L’âme ne peut être attachée au corps que par la force vitale intermédiaire. Lorsque la vie s’est éteinte, l’âme se sépare naturellement de l’organisme et cesse d’avoir aucun rapport immédiat avec l’espace et le temps. Elle n’a aucune densité, aucun poids. Après la mort, l’âme reste dans le lieu du ciel où se trouve la Terre au moment de la séparation. Vous savez que la Terre est une planète du ciel, aussi bien que Vénus ou Jupiter. La Terre continue de courir le long de son orbite, en raison de 26 800 lieues à l’heure, de telle sorte qu’une heure après la mort, l’âme se trouve à cette distance de son corps, par le seul fait de son dégagement des lois de la matière et de son immobilité dans l’espace. Ainsi, nous sommes dans le ciel immédiatement après notre mort, comme du reste nous y avons été tout le temps de notre vie. Seulement nous n’avons plus de poids qui nous cloue à la planète. J’ajouterai, toutefois, qu’en général l’âme est quelque temps à se dégager entièrement de l’organisme nerveux, et que parfois elle reste plusieurs jours, plusieurs mois même, magnétiquement reliée à son ancien corps qu’elle n’aime pas abandonner.

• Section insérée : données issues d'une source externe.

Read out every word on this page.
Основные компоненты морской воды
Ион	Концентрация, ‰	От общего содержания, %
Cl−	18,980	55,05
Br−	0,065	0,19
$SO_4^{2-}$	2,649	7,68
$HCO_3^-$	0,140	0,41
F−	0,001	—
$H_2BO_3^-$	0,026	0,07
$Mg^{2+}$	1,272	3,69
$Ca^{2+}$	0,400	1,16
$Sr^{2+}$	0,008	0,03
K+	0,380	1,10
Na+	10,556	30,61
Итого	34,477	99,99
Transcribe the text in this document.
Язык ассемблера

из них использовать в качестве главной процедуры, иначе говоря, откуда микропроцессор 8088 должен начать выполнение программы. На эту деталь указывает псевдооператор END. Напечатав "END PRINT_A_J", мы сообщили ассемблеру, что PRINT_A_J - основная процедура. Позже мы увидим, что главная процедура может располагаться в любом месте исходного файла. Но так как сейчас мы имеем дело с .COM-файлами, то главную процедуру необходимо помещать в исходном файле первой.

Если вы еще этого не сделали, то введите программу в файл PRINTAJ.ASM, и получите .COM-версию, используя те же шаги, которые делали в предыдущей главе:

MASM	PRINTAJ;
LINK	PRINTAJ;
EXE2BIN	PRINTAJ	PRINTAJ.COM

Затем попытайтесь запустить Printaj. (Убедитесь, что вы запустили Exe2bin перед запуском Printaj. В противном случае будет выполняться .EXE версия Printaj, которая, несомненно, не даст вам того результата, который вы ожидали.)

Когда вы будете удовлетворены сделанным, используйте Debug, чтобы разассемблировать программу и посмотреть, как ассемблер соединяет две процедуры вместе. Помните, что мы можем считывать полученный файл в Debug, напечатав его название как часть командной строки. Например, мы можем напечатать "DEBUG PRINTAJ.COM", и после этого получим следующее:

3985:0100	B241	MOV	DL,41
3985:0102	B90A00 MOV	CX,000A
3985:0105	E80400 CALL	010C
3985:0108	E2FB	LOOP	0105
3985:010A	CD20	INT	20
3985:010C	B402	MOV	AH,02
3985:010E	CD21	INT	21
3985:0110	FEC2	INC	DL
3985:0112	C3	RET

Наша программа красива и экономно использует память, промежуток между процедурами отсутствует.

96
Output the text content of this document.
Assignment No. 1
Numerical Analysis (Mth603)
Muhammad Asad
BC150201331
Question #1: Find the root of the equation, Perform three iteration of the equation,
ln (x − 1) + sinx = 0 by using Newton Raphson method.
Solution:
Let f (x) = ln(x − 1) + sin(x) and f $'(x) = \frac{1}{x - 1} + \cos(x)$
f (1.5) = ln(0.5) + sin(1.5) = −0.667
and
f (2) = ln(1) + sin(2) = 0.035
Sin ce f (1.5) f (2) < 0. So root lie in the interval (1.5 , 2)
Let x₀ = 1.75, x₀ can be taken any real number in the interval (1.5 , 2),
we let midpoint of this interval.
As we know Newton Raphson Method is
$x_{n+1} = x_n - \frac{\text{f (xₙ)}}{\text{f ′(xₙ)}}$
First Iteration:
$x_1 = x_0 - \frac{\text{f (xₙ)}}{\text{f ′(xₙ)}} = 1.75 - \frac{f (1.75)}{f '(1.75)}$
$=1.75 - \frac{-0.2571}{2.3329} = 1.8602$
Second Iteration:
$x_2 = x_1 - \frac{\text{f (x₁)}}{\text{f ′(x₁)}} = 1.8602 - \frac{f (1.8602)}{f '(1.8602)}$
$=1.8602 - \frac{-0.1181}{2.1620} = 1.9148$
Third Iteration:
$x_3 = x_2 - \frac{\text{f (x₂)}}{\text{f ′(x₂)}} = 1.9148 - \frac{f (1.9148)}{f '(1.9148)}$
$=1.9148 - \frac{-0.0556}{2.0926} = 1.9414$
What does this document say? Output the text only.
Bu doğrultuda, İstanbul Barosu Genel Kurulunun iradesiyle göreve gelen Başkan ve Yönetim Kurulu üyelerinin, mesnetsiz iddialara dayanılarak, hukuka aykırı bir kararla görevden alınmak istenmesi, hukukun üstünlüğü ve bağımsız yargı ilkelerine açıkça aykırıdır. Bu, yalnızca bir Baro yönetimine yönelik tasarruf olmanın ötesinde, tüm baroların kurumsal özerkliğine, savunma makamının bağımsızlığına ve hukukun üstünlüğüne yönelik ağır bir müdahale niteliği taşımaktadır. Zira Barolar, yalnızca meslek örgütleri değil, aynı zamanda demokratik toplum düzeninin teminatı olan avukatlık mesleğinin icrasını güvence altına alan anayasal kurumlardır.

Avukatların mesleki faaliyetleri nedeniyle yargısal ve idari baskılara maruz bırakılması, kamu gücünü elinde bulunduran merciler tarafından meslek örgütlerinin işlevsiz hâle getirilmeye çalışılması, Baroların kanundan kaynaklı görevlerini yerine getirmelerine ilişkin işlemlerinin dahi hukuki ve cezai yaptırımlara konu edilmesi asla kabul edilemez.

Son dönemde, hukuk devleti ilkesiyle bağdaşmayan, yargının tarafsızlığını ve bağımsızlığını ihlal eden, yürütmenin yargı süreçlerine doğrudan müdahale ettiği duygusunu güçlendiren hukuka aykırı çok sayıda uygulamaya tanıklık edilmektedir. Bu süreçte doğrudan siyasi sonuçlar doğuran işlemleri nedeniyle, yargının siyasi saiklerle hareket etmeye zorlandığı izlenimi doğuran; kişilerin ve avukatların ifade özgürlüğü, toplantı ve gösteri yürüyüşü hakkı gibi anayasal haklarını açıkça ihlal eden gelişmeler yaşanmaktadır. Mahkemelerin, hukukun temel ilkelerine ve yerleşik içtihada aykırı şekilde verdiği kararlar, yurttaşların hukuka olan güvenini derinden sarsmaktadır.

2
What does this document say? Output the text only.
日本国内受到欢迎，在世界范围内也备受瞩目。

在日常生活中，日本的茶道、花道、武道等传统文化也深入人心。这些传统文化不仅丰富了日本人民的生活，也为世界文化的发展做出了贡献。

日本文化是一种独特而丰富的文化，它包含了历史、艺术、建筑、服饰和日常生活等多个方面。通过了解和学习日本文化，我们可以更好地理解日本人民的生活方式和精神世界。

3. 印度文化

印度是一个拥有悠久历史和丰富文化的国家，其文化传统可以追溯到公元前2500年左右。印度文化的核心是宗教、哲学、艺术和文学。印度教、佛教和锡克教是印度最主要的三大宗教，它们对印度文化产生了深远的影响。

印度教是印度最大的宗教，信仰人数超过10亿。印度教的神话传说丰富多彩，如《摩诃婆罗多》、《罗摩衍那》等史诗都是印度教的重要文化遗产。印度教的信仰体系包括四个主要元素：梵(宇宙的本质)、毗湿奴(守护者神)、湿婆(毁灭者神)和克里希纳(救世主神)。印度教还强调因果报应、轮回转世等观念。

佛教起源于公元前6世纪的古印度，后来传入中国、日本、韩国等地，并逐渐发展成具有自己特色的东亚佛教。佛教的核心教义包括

QUÆRENS. – C’est la première fois que je conçois sous une forme sensible ce fait non surnaturel de la mort, et que je comprends l’existence individuelle de l’âme, son indépendance du corps et de la vie, sa personnalité, sa survivance et sa situation si simple dans le ciel. Cette théorie synthétique me prépare, je l’espère, à entendre et apprécier votre révélation.

Un évènement singulier vous frappa, m’avez-vous dit, à votre entrée dans la vie éternelle. Vers quel moment survint-il ?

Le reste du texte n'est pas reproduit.